Потом нашла красивый бантик, взяла расческу:
— Ириша, давай я тебе волосы приберу, отрасли уже, некрасиво таким помелом в школу ходить.
Заспанная Иринка сердито увернулась от расчески:
— Иди ты от меня, я сама… — и принялась хмуро собираться в школу.
Галина спорить не стала: с этой — бесполезно…
— А чайку попьешь? Согрею.
Иринка взглянула заинтересованно:
— А с чем?
— С булкой, с маслом…
— Нет! — отрубила Ирина, и опять спорить не имело смысла.
Голодный, кое-как причесанный ребенок, самостоятельно водрузив на спину тяжеленный ранец, хлопнул дверью…

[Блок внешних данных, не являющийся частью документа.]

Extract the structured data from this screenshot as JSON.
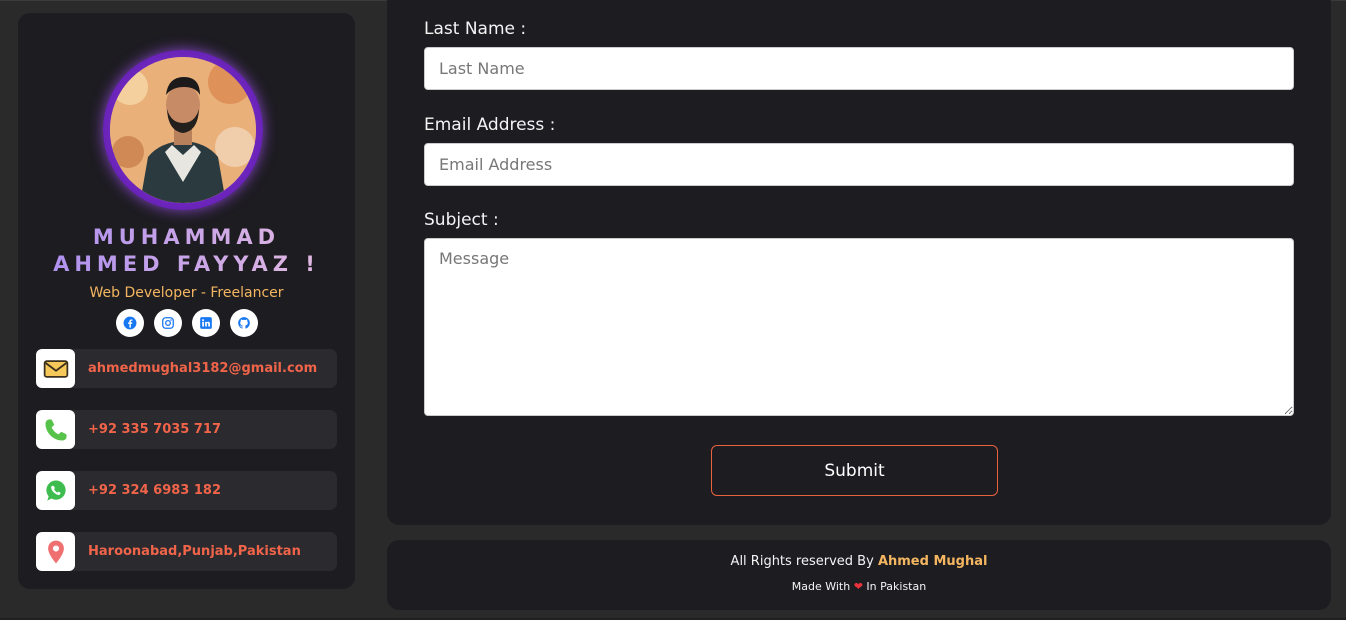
{
  "profile": {
    "name_line1": "MUHAMMAD",
    "name_line2": "AHMED FAYYAZ !",
    "role": "Web Developer - Freelancer",
    "socials": [
      "facebook-icon",
      "instagram-icon",
      "linkedin-icon",
      "github-icon"
    ]
  },
  "contacts": [
    {
      "icon": "mail-icon",
      "text": "ahmedmughal3182@gmail.com"
    },
    {
      "icon": "phone-icon",
      "text": "+92 335 7035 717"
    },
    {
      "icon": "whatsapp-icon",
      "text": "+92 324 6983 182"
    },
    {
      "icon": "location-icon",
      "text": "Haroonabad,Punjab,Pakistan"
    }
  ],
  "form": {
    "last_name_label": "Last Name :",
    "last_name_placeholder": "Last Name",
    "email_label": "Email Address :",
    "email_placeholder": "Email Address",
    "subject_label": "Subject :",
    "message_placeholder": "Message",
    "submit_label": "Submit"
  },
  "footer": {
    "rights_prefix": "All Rights reserved By ",
    "author": "Ahmed Mughal",
    "made_prefix": "Made With ",
    "heart": "❤",
    "made_suffix": " In Pakistan"
  },
  "colors": {
    "background": "#2a2a2a",
    "panel": "#1d1c21",
    "accent_orange": "#f0644a",
    "accent_gold": "#f4b660",
    "accent_purple": "#a98cf0"
  }
}
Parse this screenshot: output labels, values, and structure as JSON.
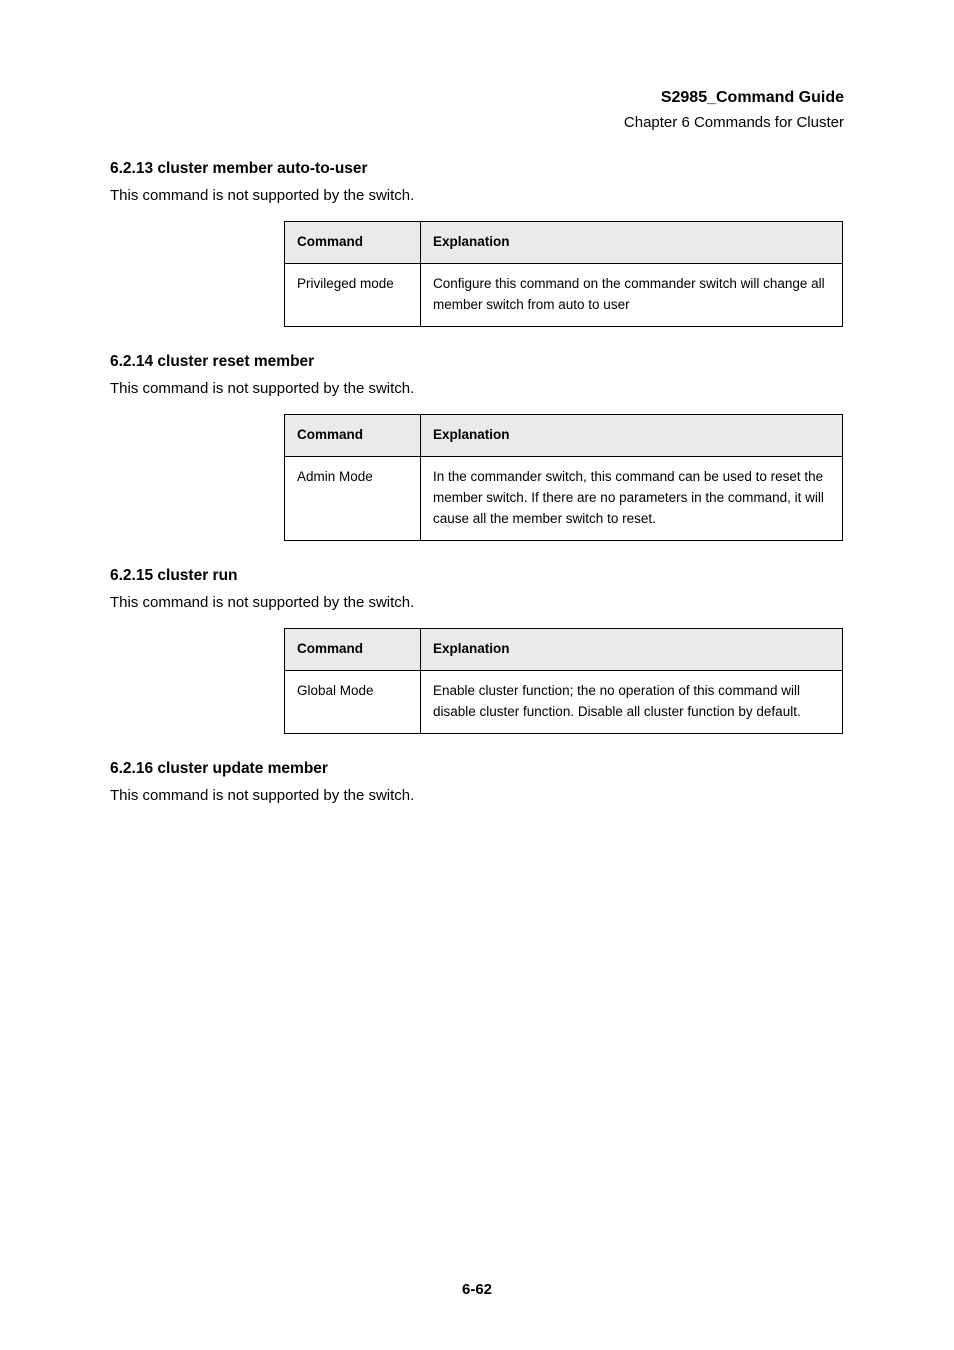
{
  "header": {
    "product": "S2985_Command Guide",
    "chapter": "Chapter 6 Commands for Cluster"
  },
  "sections": [
    {
      "heading": "6.2.13 cluster member auto-to-user",
      "body": "This command is not supported by the switch.",
      "table": {
        "head": {
          "col1": "Command",
          "col2": "Explanation"
        },
        "row": {
          "col1": "Privileged mode",
          "col2": "Configure this command on the commander switch will change all member switch from auto to user"
        }
      }
    },
    {
      "heading": "6.2.14 cluster reset member",
      "body": "This command is not supported by the switch.",
      "table": {
        "head": {
          "col1": "Command",
          "col2": "Explanation"
        },
        "row": {
          "col1": "Admin Mode",
          "col2": "In the commander switch, this command can be used to reset the member switch. If there are no parameters in the command, it will cause all the member switch to reset."
        }
      }
    },
    {
      "heading": "6.2.15 cluster run",
      "body": "This command is not supported by the switch.",
      "table": {
        "head": {
          "col1": "Command",
          "col2": "Explanation"
        },
        "row": {
          "col1": "Global Mode",
          "col2": "Enable cluster function; the no operation of this command will disable cluster function. Disable all cluster function by default."
        }
      }
    },
    {
      "heading": "6.2.16 cluster update member",
      "body": "This command is not supported by the switch."
    }
  ],
  "page_number": "6-62"
}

Тоска и безысходность придавили Галину с его уходом. Такая тоска… И вдруг со страхом и острой болью подумалось: а как же там Нина, старшая, в чужом-то городе? Она-то как перебивается? Потом слабой тенью мелькнуло: а как там неудачник Тряпкин, в своей новой семье? Здоров ли?.. Хлипкий он, жалконький какой-то. И все жалче и жалче становится, хоть и наглее… А как там?.. Кто же это все-таки, откуда? Галина вспомнила девочку-замухрышку из сна, ее робкий взгляд снизу, неуверенный вопрос: "Мама?.." Может, это…
Но тут она схватилась и, отметая мысли, заторопилась: наваливался новый, угрюмый рабочий день.